The shelter, even as sensitive and responsive to their animals’ needs as High Country Humane, is not the place for pets to spend more than a few days. Most animals that enter the shelter experience some level of stress associated with being in a foreign environment, and depending on the personality of the animal, some suffer more than others.

Therefore, it is essential to find foster families willing to share their home with animals that cannot be immediately put up for adoption. These special cases include animals that have health problems that slow down the adoption process; kittens and puppies, with or without their mothers, who need a higher level of care and personal attention than shelter staff can usually provide; and older or medically disabled dogs and cats, especially those recovering from serious surgery who need the supportive care that only a home environment can provide.

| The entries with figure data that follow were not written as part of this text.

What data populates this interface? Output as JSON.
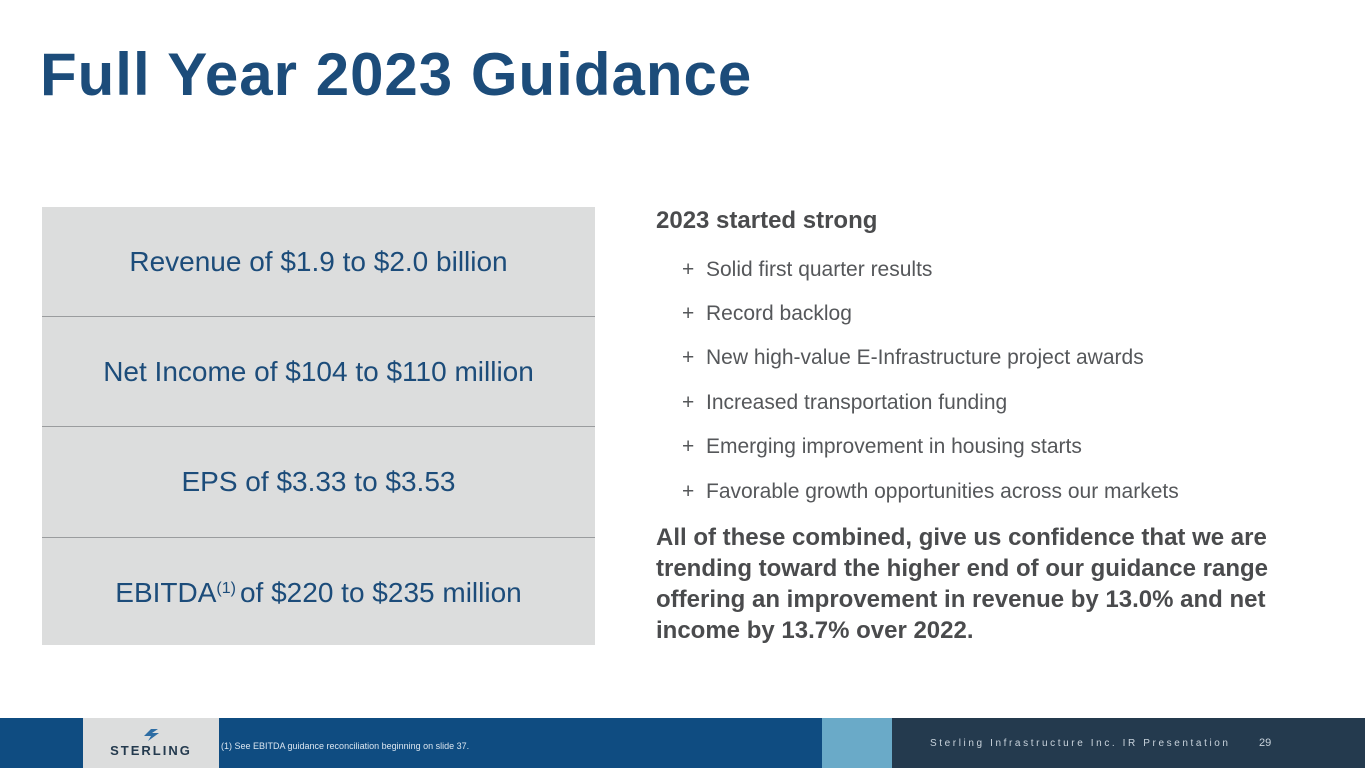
{
  "slide": {
    "title": "Full Year 2023 Guidance"
  },
  "guidance": {
    "rows": [
      {
        "text": "Revenue of $1.9 to $2.0 billion"
      },
      {
        "text": "Net Income of $104 to $110 million"
      },
      {
        "text": "EPS of $3.33 to $3.53"
      },
      {
        "prefix": "EBITDA",
        "superscript": "(1)",
        "suffix": "of $220 to $235 million"
      }
    ]
  },
  "highlights": {
    "heading": "2023 started strong",
    "bullet_symbol": "+",
    "bullets": [
      "Solid first quarter results",
      "Record backlog",
      "New high-value E-Infrastructure project awards",
      "Increased transportation funding",
      "Emerging improvement in housing starts",
      "Favorable growth opportunities across our markets"
    ],
    "conclusion": "All of these combined, give us confidence that we are trending toward the higher end of our guidance range offering an improvement in revenue by 13.0% and net income by 13.7% over 2022."
  },
  "footer": {
    "logo_text": "STERLING",
    "footnote": "(1) See EBITDA guidance reconciliation beginning on slide 37.",
    "company": "Sterling Infrastructure Inc. IR Presentation",
    "page_number": "29",
    "colors": {
      "blue": "#0f4c81",
      "light_blue": "#6aaac8",
      "dark": "#243a4e"
    }
  }
}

With a shelter like HCH, which has a live release rate of 98% and whose mission is to provide the most desirable outcome for every animal in its care, it is imperative to gain the support of all lovers. community animals to provide this high level of care.

If you can open your home and your heart to a shelter animal, even for a short time, please visit the HCH website (www.HighCountryHumane.org/Foster-Opportunities) for more details.

Board of Directors welcomes new members

Ken Lamm, Chairman of the HCH Board of Directors, recently announced the addition of four new members to the Board. “We are delighted that Ali Applin, CEO of NALTRA; Brian Landauer, general manager of Findlay Toyota-Flagstaff; Kelly Tesselink, director of the council for girls at the Northern Arizona race; and Elizabeth Vogler, Director of the Flagstaff Festival of Science, have joined our current Board of Directors comprised of exemplary individuals who serve companion animals in our community. Together we will continue to make great strides in improving animal welfare in Northern Arizona.